The key FCC language

The FCC summarized the impact this way:

  • New devices on the Covered List, such as foreign-made consumer-grade routers, cannot receive FCC authorization and therefore cannot be newly imported for use or sale in the U.S.
  • Previously authorized device models are not affected.
  • Previously purchased routers are not affected.
  • Conditional approval remains possible in some cases.

MikroTik The Dude is now officially legacy

Separately, MikroTik updated its official documentation for The Dude on March 25, 2026, stating that development has been officially discontinued. MikroTik says the software is now classified as legacy, provided on an as-is basis, and that no further updates or enhancements are planned for the foreseeable future.

That is disappointing news.

The Dude has been an important tool for network monitoring and management for years, and many operators around the world still rely on it.

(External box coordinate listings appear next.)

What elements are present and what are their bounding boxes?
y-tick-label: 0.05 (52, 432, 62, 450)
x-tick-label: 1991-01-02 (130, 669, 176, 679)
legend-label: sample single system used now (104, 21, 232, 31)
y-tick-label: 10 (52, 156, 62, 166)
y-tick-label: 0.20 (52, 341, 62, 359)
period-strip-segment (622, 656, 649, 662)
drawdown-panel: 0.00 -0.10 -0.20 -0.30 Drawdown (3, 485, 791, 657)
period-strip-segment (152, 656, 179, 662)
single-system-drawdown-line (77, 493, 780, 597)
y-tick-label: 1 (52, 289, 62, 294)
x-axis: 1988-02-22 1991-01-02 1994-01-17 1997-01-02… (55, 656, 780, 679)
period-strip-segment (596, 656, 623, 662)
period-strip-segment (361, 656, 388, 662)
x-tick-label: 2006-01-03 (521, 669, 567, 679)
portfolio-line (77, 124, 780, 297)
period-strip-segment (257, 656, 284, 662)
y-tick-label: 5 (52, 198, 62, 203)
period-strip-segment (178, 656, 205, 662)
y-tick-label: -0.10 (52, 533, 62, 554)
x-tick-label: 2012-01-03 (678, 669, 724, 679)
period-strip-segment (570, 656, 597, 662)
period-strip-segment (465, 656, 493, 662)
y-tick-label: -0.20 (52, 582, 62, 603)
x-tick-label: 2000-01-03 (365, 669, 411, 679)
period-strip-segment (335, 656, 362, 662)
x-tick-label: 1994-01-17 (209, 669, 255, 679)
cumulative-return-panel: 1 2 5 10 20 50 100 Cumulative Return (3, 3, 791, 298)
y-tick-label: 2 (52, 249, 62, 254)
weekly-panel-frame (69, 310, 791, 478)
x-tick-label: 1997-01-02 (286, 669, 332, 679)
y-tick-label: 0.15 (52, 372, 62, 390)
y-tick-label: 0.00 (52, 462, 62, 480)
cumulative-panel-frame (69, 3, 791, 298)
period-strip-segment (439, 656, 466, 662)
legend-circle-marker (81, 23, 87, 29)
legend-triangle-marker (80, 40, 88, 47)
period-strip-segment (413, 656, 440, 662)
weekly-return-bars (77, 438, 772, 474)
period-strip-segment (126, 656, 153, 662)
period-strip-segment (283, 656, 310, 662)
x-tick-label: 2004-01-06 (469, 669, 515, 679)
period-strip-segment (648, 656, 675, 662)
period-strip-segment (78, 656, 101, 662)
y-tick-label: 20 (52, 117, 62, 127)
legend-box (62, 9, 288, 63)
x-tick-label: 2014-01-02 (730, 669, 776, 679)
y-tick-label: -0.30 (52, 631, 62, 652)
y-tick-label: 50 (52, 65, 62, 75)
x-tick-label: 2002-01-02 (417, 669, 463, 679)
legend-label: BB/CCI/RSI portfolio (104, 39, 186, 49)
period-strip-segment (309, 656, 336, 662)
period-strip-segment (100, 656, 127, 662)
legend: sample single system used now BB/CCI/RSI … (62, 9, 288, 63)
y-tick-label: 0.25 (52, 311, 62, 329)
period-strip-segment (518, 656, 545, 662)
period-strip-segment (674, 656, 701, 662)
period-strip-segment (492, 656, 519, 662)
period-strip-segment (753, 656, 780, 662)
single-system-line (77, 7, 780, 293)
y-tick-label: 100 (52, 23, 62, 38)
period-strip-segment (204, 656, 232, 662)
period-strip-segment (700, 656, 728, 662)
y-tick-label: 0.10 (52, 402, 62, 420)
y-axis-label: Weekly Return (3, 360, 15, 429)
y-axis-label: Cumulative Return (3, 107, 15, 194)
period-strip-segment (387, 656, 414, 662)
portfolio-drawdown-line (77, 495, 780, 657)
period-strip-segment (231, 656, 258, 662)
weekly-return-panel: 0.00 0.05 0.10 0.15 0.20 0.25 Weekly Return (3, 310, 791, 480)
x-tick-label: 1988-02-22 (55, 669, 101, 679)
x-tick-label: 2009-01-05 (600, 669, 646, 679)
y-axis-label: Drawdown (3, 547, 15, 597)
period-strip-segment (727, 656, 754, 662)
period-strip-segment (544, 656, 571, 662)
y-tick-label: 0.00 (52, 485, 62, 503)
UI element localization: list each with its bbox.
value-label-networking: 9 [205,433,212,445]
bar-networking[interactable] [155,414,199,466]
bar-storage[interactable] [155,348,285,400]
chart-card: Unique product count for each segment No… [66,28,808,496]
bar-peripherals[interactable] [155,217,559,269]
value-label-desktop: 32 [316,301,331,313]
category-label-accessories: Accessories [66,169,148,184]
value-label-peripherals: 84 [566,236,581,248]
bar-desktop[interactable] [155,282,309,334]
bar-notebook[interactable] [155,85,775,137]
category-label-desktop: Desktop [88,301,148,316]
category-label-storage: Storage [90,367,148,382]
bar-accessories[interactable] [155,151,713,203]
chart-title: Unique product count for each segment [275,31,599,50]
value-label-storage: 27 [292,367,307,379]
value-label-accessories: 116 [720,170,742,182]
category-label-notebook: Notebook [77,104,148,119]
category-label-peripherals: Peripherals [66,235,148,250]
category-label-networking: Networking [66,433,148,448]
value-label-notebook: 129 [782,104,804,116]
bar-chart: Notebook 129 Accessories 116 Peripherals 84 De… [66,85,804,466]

We also know a number of Admiral customers use both Admiral Platform and The Dude today.

The good news is that mature software does not suddenly stop working just because it becomes legacy. In many environments, The Dude may continue serving its purpose for quite a while. But the announcement is still significant because it means users should not expect ongoing development, new features, or long-term modernization from MikroTik.

Our take on what comes next

At Admiral, we see this as an opportunity and a responsibility.

Network operators still need centralized visibility, mapping, alerting, dashboards, and monitoring across MikroTik and other SNMP-capable infrastructure. If The Dude is no longer being actively developed, then the market will increasingly need a modern, fully supported alternative.

That is exactly how we see Admiral Platform’s role: helping fill that gap with a supported, centralized RMM platform built for real-world operators who still need strong monitoring, visibility, and operational control.